Chalk it up to being an enneagram 4, but I am one of the most sentimental, nostalgia-loving people you will ever meet. My whole business is a nod to the past.  I have been deep-diving into the past to find meaning for my entire life.  I guess that makes me hyper-aware of the pitfalls of this orientation to life as well.  From the illusion of the simplicity of Amish living to the political mantra of MAGA devotees, an unobserved affinity to the past can be downright dangerous.

We were made to live in the present.  I can make such a sweeping statement based on the obvious. We have no control over the past. And only what we do in the present can create an affect on the future. We are stuck in the here and now.

Which leads me to another favorite quote, from Wolfhart Pannenberg:

"God is the power of the future." 

This statement fills me with hope. Because many people are afraid of the future.  Some are afraid of what the world looks like if climate change is not addressed. And some are afraid they won't be able to convince the ones they love to follow Jesus and get into heaven.  Still others fear what their lives will look like if other people that don't look like them get to move close to them and make choices that affect them.

Not much good has ever been accomplished by leveraging fear.  Golden calves have been erected. Millions of humans exterminated.  It gets incredibly difficult to differentiate between hate and fear; they are very different but they look incredibly similar.  Without practical plans to face the future with faith and love, humans can do some terrible things.

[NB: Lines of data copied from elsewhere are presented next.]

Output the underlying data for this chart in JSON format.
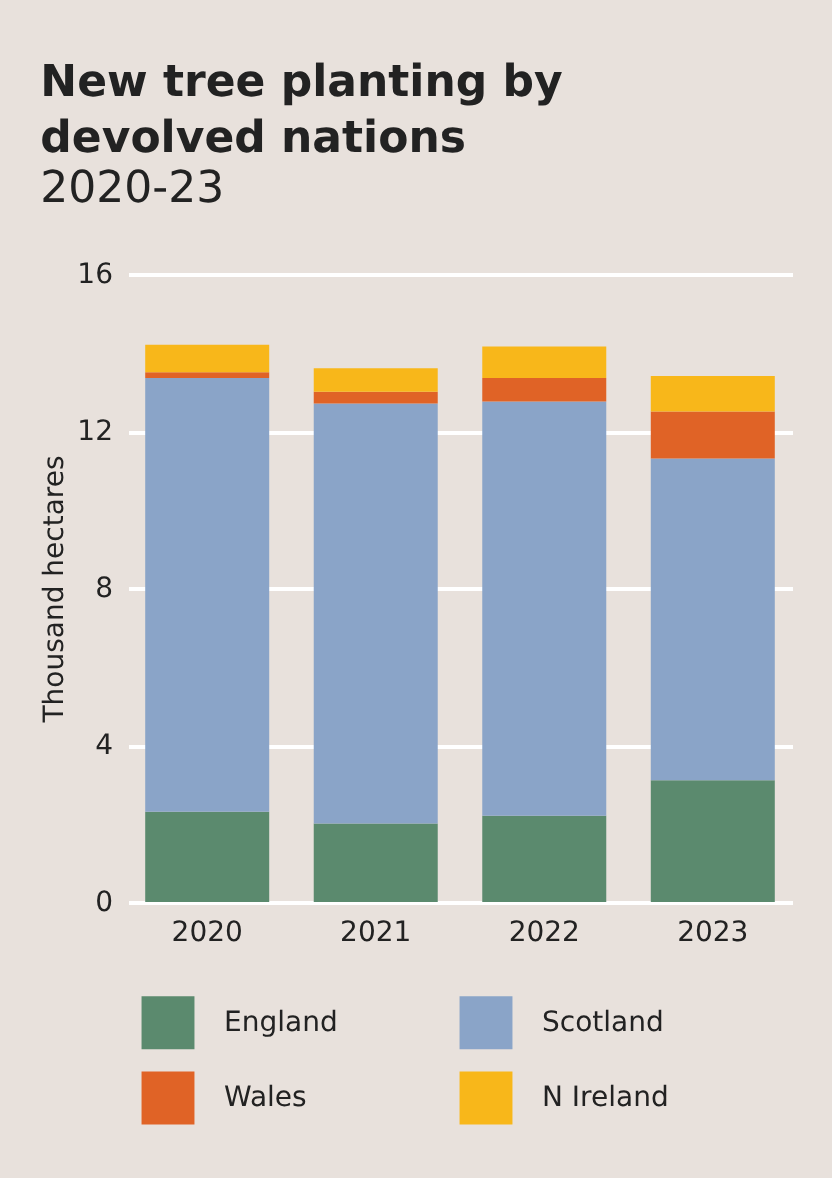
{
  "chart_data": {
    "type": "bar",
    "title": "New tree planting by devolved nations",
    "subtitle": "2020-23",
    "ylabel": "Thousand hectares",
    "categories": [
      "2020",
      "2021",
      "2022",
      "2023"
    ],
    "series": [
      {
        "name": "England",
        "color": "#5b8a6e",
        "values": [
          2.3,
          2.0,
          2.2,
          3.1
        ]
      },
      {
        "name": "Scotland",
        "color": "#8aa4c8",
        "values": [
          11.05,
          10.7,
          10.55,
          8.2
        ]
      },
      {
        "name": "Wales",
        "color": "#e06326",
        "values": [
          0.15,
          0.3,
          0.6,
          1.2
        ]
      },
      {
        "name": "N Ireland",
        "color": "#f8b71a",
        "values": [
          0.7,
          0.6,
          0.8,
          0.9
        ]
      }
    ],
    "stacked": true,
    "ylim": [
      0,
      16
    ],
    "yticks": [
      0,
      4,
      8,
      12,
      16
    ],
    "grid": "y",
    "legend": "bottom"
  }
}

It is my goal to speak and lead from the confidence of God's perspective, not from my nostalgia or my fear. I don't know who you have selected to be your leaders in how you think and make decisions for yourself, but I would like to suggest that they should be people who are interested in taking you forward, not back.  Fear is not your holiest motivation.  Over and over again God communicated to humans to not be afraid.  Because God is not afraid.  God is the power of the future.